We drove around for a while after La Ferrassie following its little valley up to the plateau and then back down into the valley of the Vezere. Relatively little is known about the occupation of these plateaux by the Neanderthals who were definitely in the side valleys and the main valley too. From the top you get a much better sense of landscape and of the geography of the Neanderthal/Cro-Magnon world in these ice age refuges and micro-climates. One thing that always impresses me is the amount of re-occupation by modern vegetation that has occurred since the 1920s. Today this part of the Dordogne is lush and green, wooded slopes look over green flood plains. But this is all regrowth within a century. In the earlier part of the last century it was a bare landscape, much more akin to what its late Pleistocene appearance would have been. The old post-cards are a fascinating window on what it looked like. It also reinforces just how productive interglacial climate can be (even with the help of modern humans).
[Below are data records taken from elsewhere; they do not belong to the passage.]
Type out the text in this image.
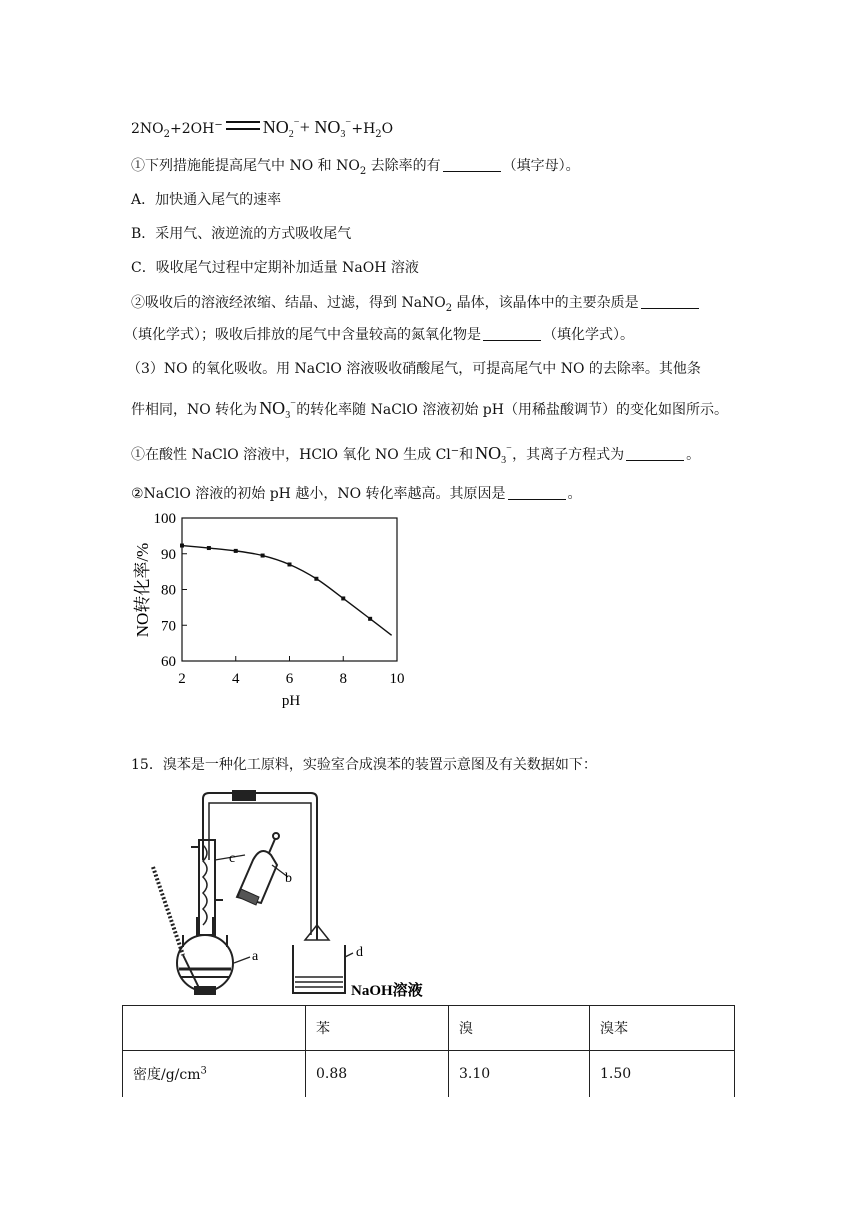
$2NO_2+2OH^-$ $NO_2$
− + $NO_3$
− $+H_2O$
①下列措施能提高尾气中 NO 和 $NO_2$ 去除率的有	（填字母）。
A．加快通入尾气的速率
B．采用气、液逆流的方式吸收尾气
C．吸收尾气过程中定期补加适量 NaOH 溶液
②吸收后的溶液经浓缩、结晶、过滤，得到 NaNO$_2$ 晶体，该晶体中的主要杂质是
（填化学式）；吸收后排放的尾气中含量较高的氮氧化物是	（填化学式）。
（3）NO 的氧化吸收。用 NaClO 溶液吸收硝酸尾气，可提高尾气中 NO 的去除率。其他条
件相同，NO 转化为 $NO_3$
− 的转化率随 NaClO 溶液初始 pH（用稀盐酸调节）的变化如图所示。
①在酸性 NaClO 溶液中，HClO 氧化 NO 生成 Cl−和 $NO_3$
− ，其离子方程式为	。
②NaClO 溶液的初始 pH 越小，NO 转化率越高。其原因是	。
60
70
80
90
100
2	4	6	8	10
NO转化率/%
pH
15．溴苯是一种化工原料，实验室合成溴苯的装置示意图及有关数据如下：
a
b
c
d
NaOH溶液
	苯	溴	溴苯
密度$/g/cm^3$	0.88	3.10	1.50
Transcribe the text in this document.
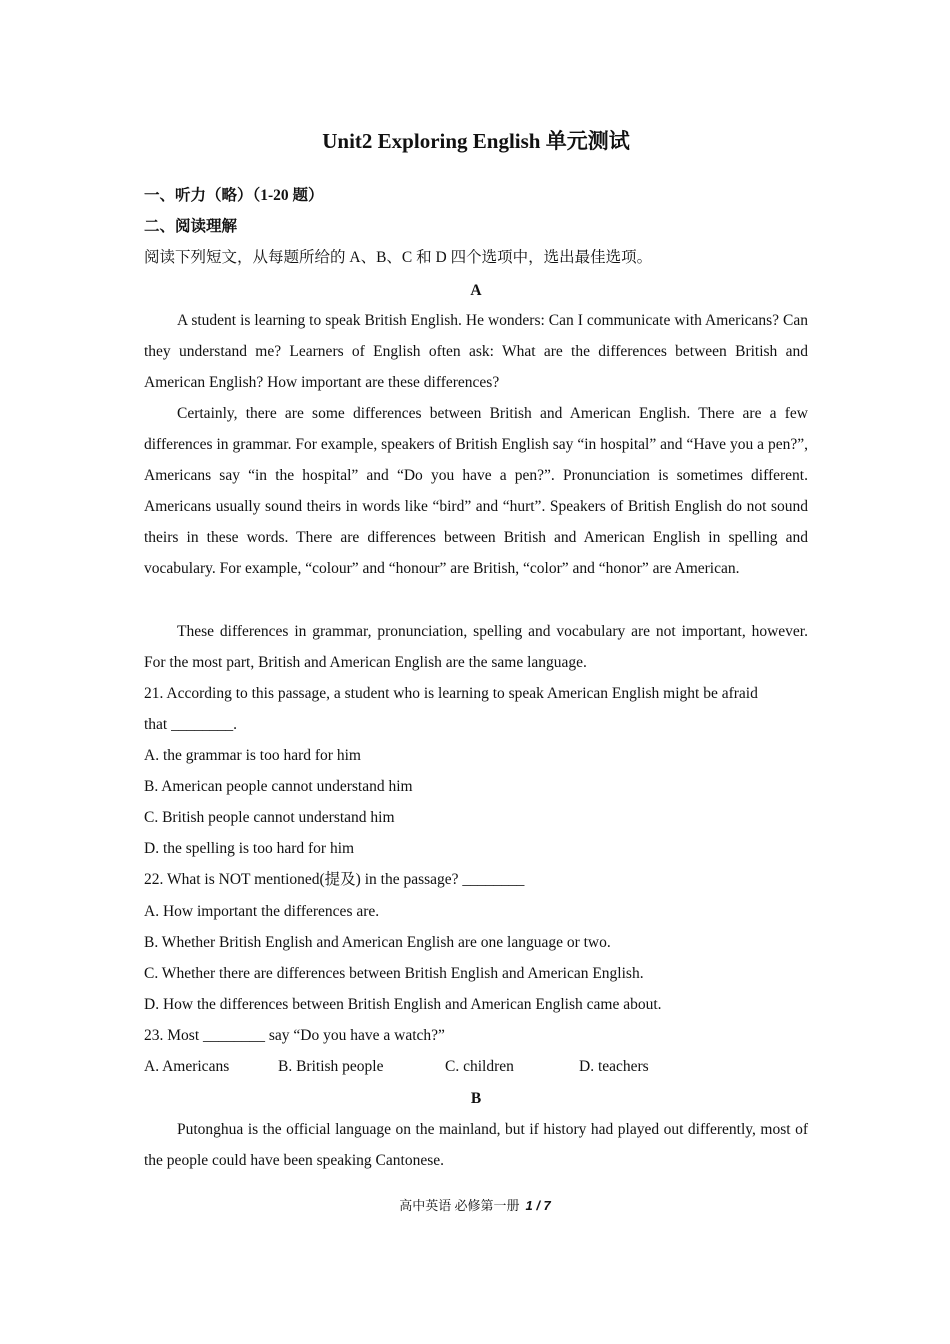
Unit2 Exploring English 单元测试
一、听力（略）（1-20 题）
二、阅读理解
阅读下列短文，从每题所给的 A、B、C 和 D 四个选项中，选出最佳选项。
A
A student is learning to speak British English. He wonders: Can I communicate with Americans? Can they understand me? Learners of English often ask: What are the differences between British and American English? How important are these differences?
Certainly, there are some differences between British and American English. There are a few differences in grammar. For example, speakers of British English say “in hospital” and “Have you a pen?”, Americans say “in the hospital” and “Do you have a pen?”. Pronunciation is sometimes different. Americans usually sound theirs in words like “bird” and “hurt”. Speakers of British English do not sound theirs in these words. There are differences between British and American English in spelling and vocabulary. For example, “colour” and “honour” are British, “color” and “honor” are American.
These differences in grammar, pronunciation, spelling and vocabulary are not important, however. For the most part, British and American English are the same language.
21. According to this passage, a student who is learning to speak American English might be afraid
that ________.
A. the grammar is too hard for him
B. American people cannot understand him
C. British people cannot understand him
D. the spelling is too hard for him
22. What is NOT mentioned(提及) in the passage? ________
A. How important the differences are.
B. Whether British English and American English are one language or two.
C. Whether there are differences between British English and American English.
D. How the differences between British English and American English came about.
23. Most ________ say “Do you have a watch?”
A. Americans	B. British people	C. children	D. teachers
B
Putonghua is the official language on the mainland, but if history had played out differently, most of the people could have been speaking Cantonese.
高中英语 必修第一册 1 / 7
The afternoon was the much anticipated return to the museum in Les Eyzies and its special art exhibition, although I have to be honest I bunked off to drink a lot of coffee and answer e-mails. Good chance to catch up on my postcards too. After a late lunch it was a visit to the Abri Pataud. Hallam Movius Jnr dug there for over a decade and according to our very knowledgeable guide they pulled out more than a million artefacts – top that for a database. When you look down into the deep sections from the visitor balconies you can believe it – it’s a hell of a hole!!! One interesting piece of information from our guide was that the Gravettian woman’s burial with her new born baby involved separating the head from the body and placing it away from the main interment, but also surrounding it with engraved plaquettes.
Ok so there is no Lower Palaeolithic here (or anywhere apart from La Micoque), but William reminded me that on our first visit a few years ago there was a handaxe on display in Abri Pataud that the Aurignacians must have picked up from the river, resharpened a little, then lost in the rock shelter. It just shows you that even then modern humans recognized real archaeology when they saw it!
Tomorrow we are aiming for a painted cave and an engraved one, before heading back up north to have a peek at Pincevent. I’ll keep you posted.
As ever, wishing you were here,
Mac, William, Cathy, Jo, Sarah, Adam, Tanner Paul and Chris.